La corrupción, la ejerza quien la
ejerza, es imperdonable; pero a veces sorprende más, y duele, cuando es
instrumento de quienes se han dicho abanderados de los ideales de equidad y
justicia.
Rafael
Cuevas Molina/Presidente AUNA-Costa Rica
Se vea a donde se vea, en América Latina
campea la corrupción. Aunque no es, ni lejanamente, exclusiva de ella, la
política es uno de sus escenarios privilegiados. Hay casos de casos, es cierto,
ámbitos en los que encontrarse con ella no causa mayores sorpresas, pero, en otros,
son traición a ilusiones y esperanzas depositadas por quienes tienen pocas
razones para tenerlas.
No causa sorpresa encontrársela en
Guatemala, por ejemplo, en donde el Estado está tomado por mafias bien
organizadas que se pelean la oportunidad de saquear el erario público. Ahí,
hasta la ONU ha tenido que intervenir para intentar ordenar el aparato
institucional que debería de ser el encargado de velar por la pulcritud de la
actividad estatal.
Tampoco sorprende encontrarla campeando
en México, en donde el PRI logró estructurar, a través de décadas en el poder,
un entramado, nada sutil por cierto, de clientelismos que abarcaba desde el más
humilde funcionario público hasta el presidente de la República. Entramado que,
ni corto ni perezoso, heredó y revitalizó el PAN, que entró en la lid emulando
a su antecesor, del que tanto se quejó y al que tantas veces denunció.
Ya se sabe que en esta región llamada
hoy Mesoamérica, la venalidad de nuestros gobernantes ha sido proverbial.
Llamarnos peyorativamente Banana
Republics estuvo asociado precisamente a eso, a la facilidad con la que
políticos y funcionarios reciben plata por debajo de la mesa; y nadie quiere
quedarse fuera de la posibilidad de recibir u dinerito extra, desde el
inspector que revisa la mercadería que debe atravesaba alguna frontera, pasando
por el policía de tránsito que vigila la ruta por donde se mueve, hasta el
encopetado engominado que, sentado en una silla “ejecutiva”, debe establecer
las normas y los reglamentos que rigen el sistema.
Ha llegado a ser tan común esta cultura
de “la mordida”, como le llaman en México, que debe calcularse en el
presupuesto de cualquier trámite las correspondientes tajadas para cada uno de
los funcionarios por donde se debe pasar.
Es una cultura de la corrupción, de la
venalidad, de la trampa institucionalizada, y la esperanza es que desaparezca.
Por eso, la palabra de moda es transparencia.
No hay gobierno que se precie que no haga de la transparencia su caballito de
batalla.

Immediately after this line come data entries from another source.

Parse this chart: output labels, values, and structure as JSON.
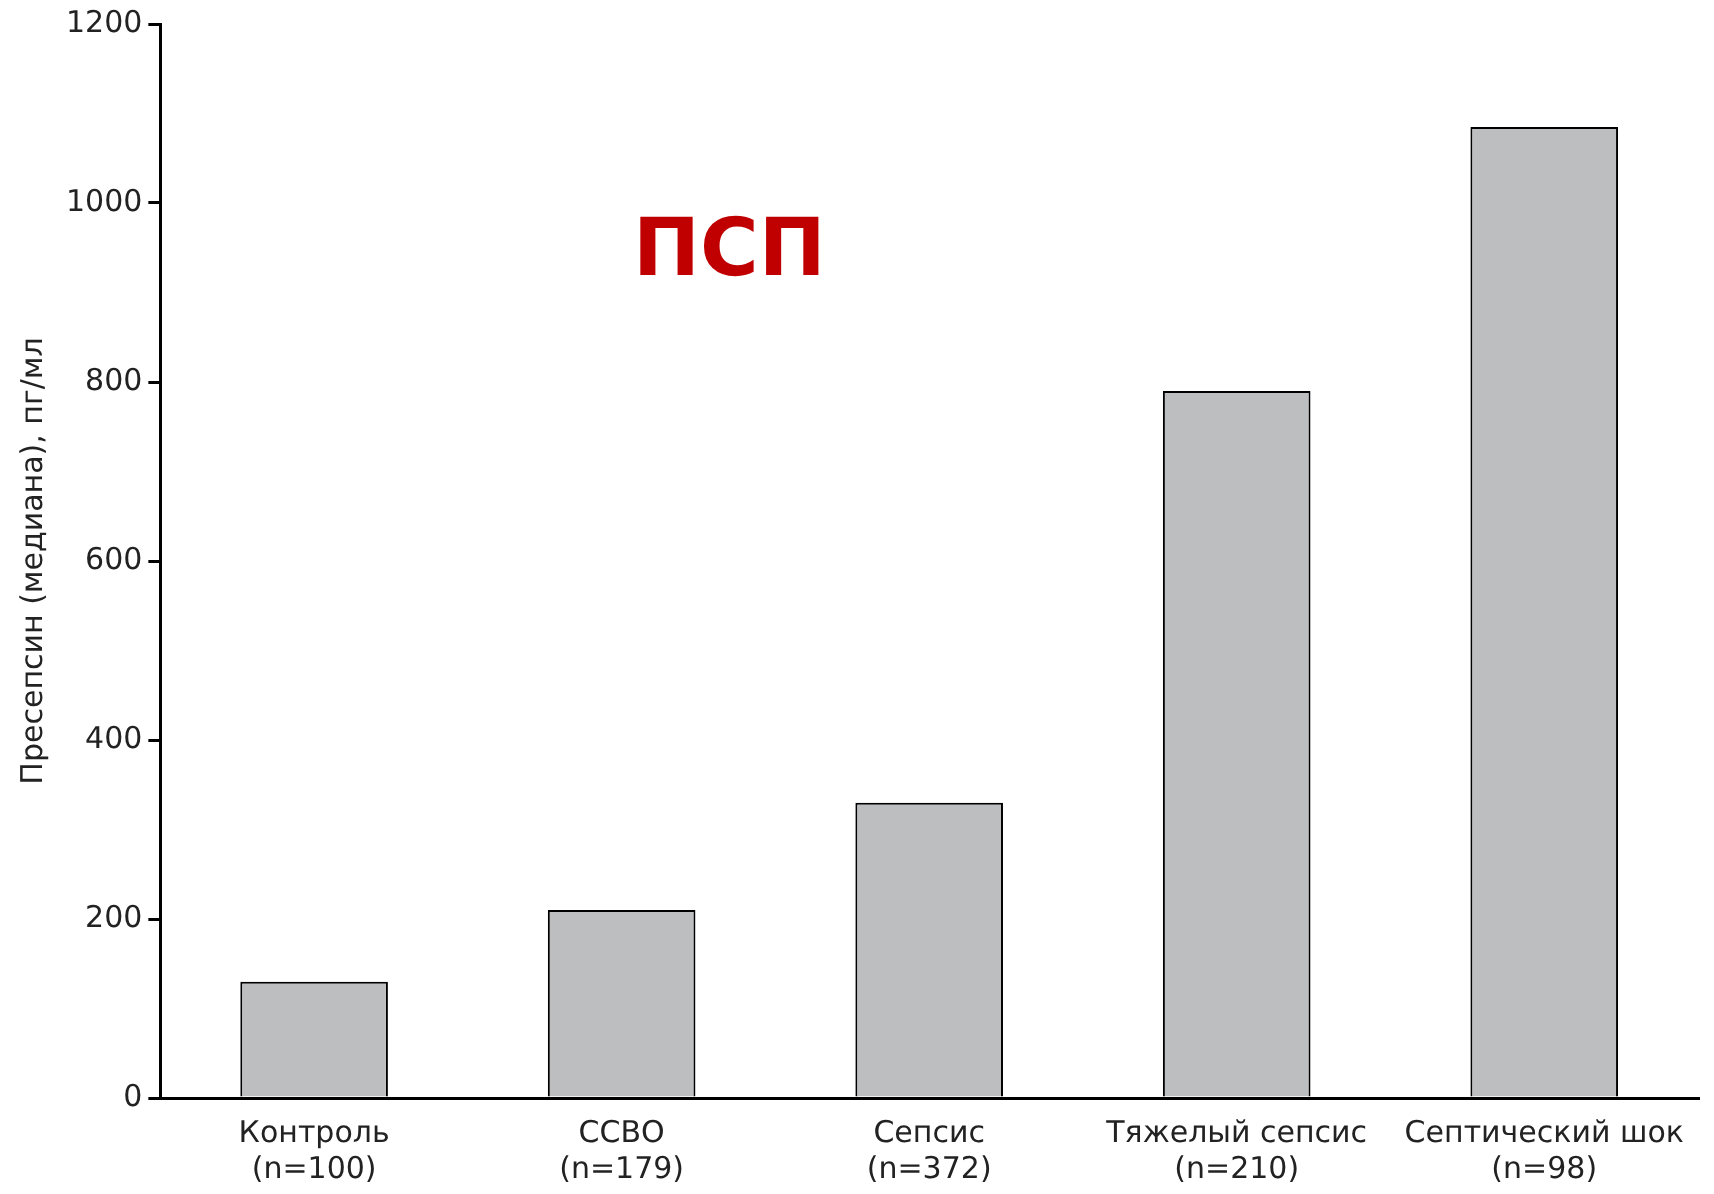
{
  "chart_data": {
    "type": "bar",
    "ylabel": "Пресепсин (медиана), пг/мл",
    "categories": [
      "Контроль\n(n=100)",
      "ССВО\n(n=179)",
      "Сепсис\n(n=372)",
      "Тяжелый сепсис\n(n=210)",
      "Септический шок\n(n=98)"
    ],
    "values": [
      130,
      210,
      330,
      790,
      1085
    ],
    "color": "#bdbec0",
    "ylim": [
      0,
      1200
    ],
    "yticks": [
      0,
      200,
      400,
      600,
      800,
      1000,
      1200
    ],
    "grid": false,
    "legend": false,
    "annotations": [
      "ПСП"
    ]
  }
}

Se llenan la boca los gobernantes hablando de ella, y la repiten tanto
que va perdiendo sentido.
Algo hemos ganado, sin embargo, con solo
ponerla sobre la palestra, porque la corrupción en América Latina no es nueva,
pero ahora hay más ojos escrutadores y empoderados sobre quienes ejercen el
poder. Muestra que hemos avanzado por lo menos en eso, que por demás no es poca
cosa, de la rendición de cuentas ante quienes nos han puesto en determinado
sitio para que maniobremos con la cosa pública.
La corrupción, la ejerza quien la
ejerza, es imperdonable; pero a veces sorprende más, y duele, cuando es
instrumento de quienes se han dicho abanderados de los ideales de equidad y
justicia. Como el escándalo que vive Chile por el hijo de la presidenta
Michelle Bachelet, por ejemplo, que la ha despojado de la enorme confianza que
habían depositado en ella sus compatriotas, mermando la legitimidad de su
mandato y coadyuvando a que explote sin más la conflictividad social.
En América Latina, territorio en el que
sigue existiendo el trabajo esclavo; personas que viven con menos de un dólar
al día; en donde proliferan las villas miseria; los niños que mueren por
desnutrición, es un delito de lesa humanidad enriquecerse. Así, en términos
generales y sin ambages: es un delito enriquecerse, y más aún cuando se hace
a través de prácticas corruptas.
Y los “comunistas” chinos, a quienes
enriquecerse les parece glorioso, pueden irse al diablo.